Más allá de la superstición, el ritual se ha convertido en un acto colectivo, casi ceremonial, que une a familias y amigos frente al reloj —especialmente el de la Puerta del Sol de Madrid— para cerrar el año y empezar otro con esperanza.

¿Desde cuándo se toman uvas en Nochevieja en España?

Aunque pueda parecer una costumbre ancestral, no es tan antigua como se cree. El origen de las uvas de la suerte se sitúa a finales del siglo XIX y principios del XX.

La versión más aceptada: Madrid, finales del siglo XIX

Según los historiadores, el ritual comenzó en Madrid en 1882, cuando algunos ciudadanos empezaron a reunirse en la Puerta del Sol para despedir el año comiendo uvas como acto burlesco. Era una forma irónica de imitar a la burguesía madrileña, que celebraba el Año Nuevo con uvas y champán siguiendo modas francesas.

El gesto, inicialmente provocador, fue ganando popularidad entre el pueblo.

El impulso definitivo: el excedente de uva de 1909

La tradición se consolidó definitivamente en 1909, cuando los viticultores del sureste español —especialmente de Alicante y Murcia— tuvieron una cosecha excepcional de uva. Para dar salida al excedente, lanzaron una campaña popularizando las “uvas de la suerte” como símbolo de prosperidad para el nuevo año.

La idea tuvo tanto éxito que el ritual se extendió rápidamente por toda España.

De costumbre popular a tradición nacional

Durante el siglo XX, la tradición de las uvas se afianzó gracias a la radio y, más tarde, a la televisión. Las campanadas retransmitidas desde la Puerta del Sol convirtieron el ritual en un evento colectivo seguido en todo el país.

Hoy, las uvas forman parte inseparable de la Nochevieja española y se exportan incluso a comunidades españolas en el extranjero.

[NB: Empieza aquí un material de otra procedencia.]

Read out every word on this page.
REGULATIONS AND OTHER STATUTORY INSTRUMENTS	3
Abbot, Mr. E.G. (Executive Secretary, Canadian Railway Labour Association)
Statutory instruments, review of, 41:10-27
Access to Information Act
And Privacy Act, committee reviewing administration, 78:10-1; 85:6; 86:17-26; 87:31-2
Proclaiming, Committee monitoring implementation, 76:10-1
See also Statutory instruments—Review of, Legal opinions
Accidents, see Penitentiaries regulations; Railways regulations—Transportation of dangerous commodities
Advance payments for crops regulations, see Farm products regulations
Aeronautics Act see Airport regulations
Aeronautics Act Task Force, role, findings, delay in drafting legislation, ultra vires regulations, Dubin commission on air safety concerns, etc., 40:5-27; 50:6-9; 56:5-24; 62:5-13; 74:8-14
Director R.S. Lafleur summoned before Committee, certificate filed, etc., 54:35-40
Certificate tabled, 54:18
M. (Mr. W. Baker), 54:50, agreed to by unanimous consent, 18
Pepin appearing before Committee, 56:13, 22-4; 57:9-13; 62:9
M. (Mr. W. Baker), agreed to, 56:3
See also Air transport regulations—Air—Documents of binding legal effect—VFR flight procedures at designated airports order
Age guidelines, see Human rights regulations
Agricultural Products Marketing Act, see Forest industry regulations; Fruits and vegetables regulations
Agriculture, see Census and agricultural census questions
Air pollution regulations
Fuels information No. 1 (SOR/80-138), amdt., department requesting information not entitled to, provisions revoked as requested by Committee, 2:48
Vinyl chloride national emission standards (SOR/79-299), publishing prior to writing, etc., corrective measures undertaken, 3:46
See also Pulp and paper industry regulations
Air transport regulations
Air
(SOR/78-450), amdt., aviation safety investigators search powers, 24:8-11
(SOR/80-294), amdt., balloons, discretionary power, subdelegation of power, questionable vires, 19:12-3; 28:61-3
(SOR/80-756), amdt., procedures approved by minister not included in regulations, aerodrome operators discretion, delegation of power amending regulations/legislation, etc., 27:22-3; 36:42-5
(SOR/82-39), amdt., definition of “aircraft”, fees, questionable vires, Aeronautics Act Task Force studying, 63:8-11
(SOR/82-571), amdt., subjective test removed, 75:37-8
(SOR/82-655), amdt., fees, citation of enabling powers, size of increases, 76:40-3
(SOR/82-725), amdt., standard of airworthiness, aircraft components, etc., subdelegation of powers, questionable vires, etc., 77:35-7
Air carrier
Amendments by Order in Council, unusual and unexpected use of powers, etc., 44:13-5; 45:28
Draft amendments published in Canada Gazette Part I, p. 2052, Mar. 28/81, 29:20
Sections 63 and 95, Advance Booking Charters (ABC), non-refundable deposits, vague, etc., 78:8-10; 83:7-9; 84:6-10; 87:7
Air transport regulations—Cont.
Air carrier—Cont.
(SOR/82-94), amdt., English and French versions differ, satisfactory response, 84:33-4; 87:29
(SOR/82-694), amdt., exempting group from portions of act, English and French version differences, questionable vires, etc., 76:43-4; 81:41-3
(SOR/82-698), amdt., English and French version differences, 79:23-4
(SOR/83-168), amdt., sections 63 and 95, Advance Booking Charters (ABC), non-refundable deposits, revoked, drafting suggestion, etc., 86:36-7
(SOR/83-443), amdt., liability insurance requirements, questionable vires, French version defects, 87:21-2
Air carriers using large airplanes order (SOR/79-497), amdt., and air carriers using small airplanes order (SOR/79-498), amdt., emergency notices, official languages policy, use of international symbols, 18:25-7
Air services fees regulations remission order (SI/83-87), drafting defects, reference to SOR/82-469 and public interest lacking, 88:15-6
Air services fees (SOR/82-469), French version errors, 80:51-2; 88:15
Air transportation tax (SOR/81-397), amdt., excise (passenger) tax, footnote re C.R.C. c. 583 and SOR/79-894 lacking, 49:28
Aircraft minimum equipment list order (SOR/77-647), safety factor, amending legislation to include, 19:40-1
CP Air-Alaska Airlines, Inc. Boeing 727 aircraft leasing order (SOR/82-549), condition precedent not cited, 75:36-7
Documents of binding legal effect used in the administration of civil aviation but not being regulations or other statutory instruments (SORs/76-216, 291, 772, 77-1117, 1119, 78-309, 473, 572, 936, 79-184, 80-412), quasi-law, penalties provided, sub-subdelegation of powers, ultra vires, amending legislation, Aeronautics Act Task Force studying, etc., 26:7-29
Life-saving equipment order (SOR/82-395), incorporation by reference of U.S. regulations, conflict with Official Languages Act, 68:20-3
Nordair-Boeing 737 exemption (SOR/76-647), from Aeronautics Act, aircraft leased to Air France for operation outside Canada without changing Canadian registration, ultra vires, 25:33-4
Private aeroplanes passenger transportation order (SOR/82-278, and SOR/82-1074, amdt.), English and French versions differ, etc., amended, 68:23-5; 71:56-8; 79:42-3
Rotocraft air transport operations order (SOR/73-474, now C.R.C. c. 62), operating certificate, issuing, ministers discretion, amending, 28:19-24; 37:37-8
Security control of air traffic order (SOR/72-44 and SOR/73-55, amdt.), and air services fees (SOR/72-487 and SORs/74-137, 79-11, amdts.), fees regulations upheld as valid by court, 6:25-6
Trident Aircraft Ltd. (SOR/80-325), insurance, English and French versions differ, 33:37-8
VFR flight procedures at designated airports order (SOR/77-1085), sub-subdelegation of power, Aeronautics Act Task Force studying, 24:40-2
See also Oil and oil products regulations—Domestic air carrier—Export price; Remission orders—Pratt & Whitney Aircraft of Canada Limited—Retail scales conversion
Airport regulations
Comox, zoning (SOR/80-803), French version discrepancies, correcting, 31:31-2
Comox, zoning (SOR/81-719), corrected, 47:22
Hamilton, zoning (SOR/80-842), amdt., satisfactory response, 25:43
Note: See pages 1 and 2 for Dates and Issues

¿Por qué exactamente uvas y no otro alimento?

La uva simboliza desde la Antigüedad abundancia, fertilidad y celebración. Además, es una fruta fácil de consumir, asociada al vino y a los brindis, lo que la convierte en el alimento perfecto para cerrar el año con un mensaje positivo.

Con el tiempo, se han adaptado versiones más prácticas, como uvas peladas, sin pepitas o sustituidas por gominolas, pero el simbolismo permanece intacto.

Un ritual que une pasado y presente

Más de un siglo después, comer uvas en Nochevieja sigue siendo un acto cargado de tradición, superstición y emoción. No importa si se hace en casa, en una plaza o frente al televisor: el gesto conecta generaciones y recuerda que el Año Nuevo empieza mejor compartido.